One reason is that writings by medical doctors and nutritionists on carbs often narrowly focused and miss larger "macro" issues.  Here, for example, is USDA data on per capita sugar consumption.  I've added in the recent trend lines, which show a strong downward trend in consumption over the past decade.

I suspect some of the downward trend is due to increased public awareness of the dangers of over-consumption of sugars, but also because of market conditions and aforementioned government policies.   

Another factor that many of these writers seem to overlook is that we grow a lot of carb-producing grains not just because of nutritional guidelines but because of economic forces.  The reality is that, by far, the most cost efficient producers of calories and protein are crops like corn, wheat, soybeans, and rice.  Historically, the challenge has been (and it remains a current challenge in many parts of the world), producing enough food and calories to keep pace with a growing population.  Moreover, if you're concerned about environmental issues, you also want to get as many calories and nutrients using the least amount of land and other resources, and that's precisely why economic forces lead farmers choose to grow so much corn, wheat, soybeans, and rice (not to mention these can be stored and will not spoil and waste soon after harvest).  I'm not saying we shouldn't re-think how much of these types of grains we eat, often in processed food, but I think it is useful to have some perspective on why these crops are so prevalent on our farms and in our diet.

I'll conclude with this passage I recently read from Sara Hara, a nutritionist who was dismayed by what she saw in Fed Up.   

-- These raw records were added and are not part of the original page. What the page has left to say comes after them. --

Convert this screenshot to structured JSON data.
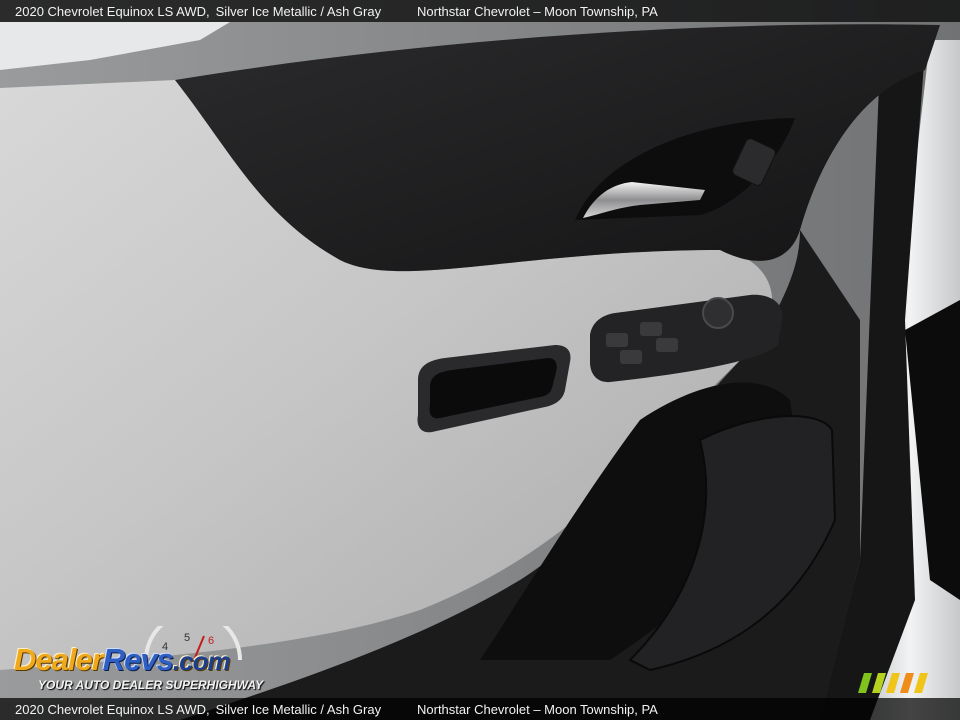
{
  "caption": {
    "vehicle": "2020 Chevrolet Equinox LS AWD,",
    "color": "Silver Ice Metallic / Ash Gray",
    "dealer": "Northstar Chevrolet – Moon Township, PA"
  },
  "logo": {
    "dealer": "Dealer",
    "revs": "Revs",
    "com": ".com",
    "tagline": "YOUR AUTO DEALER SUPERHIGHWAY",
    "gauge_numbers": [
      "4",
      "5",
      "6"
    ]
  },
  "colors": {
    "panel_gray": "#c9c9c9",
    "trim_black": "#1c1c1d",
    "logo_orange": "#f0a81c",
    "logo_blue": "#2f5fc4",
    "stripe_green": "#7fc31c"
  }
}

An important note for those who are earnestly trying to sort through the abundance of the information and misinformation about "good foods" and "bad foods" in search of the truth: know the source of the information being promoted and the difference between a real nutrition expert and a self-proclaimed "expert". Most medical doctors are well trained in medicine, but have less than a semester of nutrition education in the entirety of their training (there are a few rare exceptions). Medical doctors are smart, but are not typically experts in nutrition. Investigative journalists are also a talented lot, but rarely have formal education in nutrition.Registered Dietitians/Nutritionists (RD or RDN) have at least a 4 year degree in nutrition (many have an additional 2 year master's degree), have completed a clinical nutrition internship, and maintain continuing education requirements to retain their credential. THESE are the nutrition experts... along with researchers and other professionals who have advanced degrees in Nutrition. I was struck by the fact that the new film Fed Up has a list of "experts" that includes medical doctors, a psychologist, politicians and journalists...all very intelligent and respected professionals, but none with extensive training in nutrition. There are no RDN's among their "experts"... and for good reason. Most true nutrition experts do not agree with the propaganda being promoted by this film. The RDN experts know that the issue is multi-faceted and cannot be reasonably blamed on a single factor. Nutrition needs to be viewed in context of lifestyle habits, genetics, personal preferences, and so much more. Sensationalism sells... but healthy living and common sense are what will fix our nation's failing health.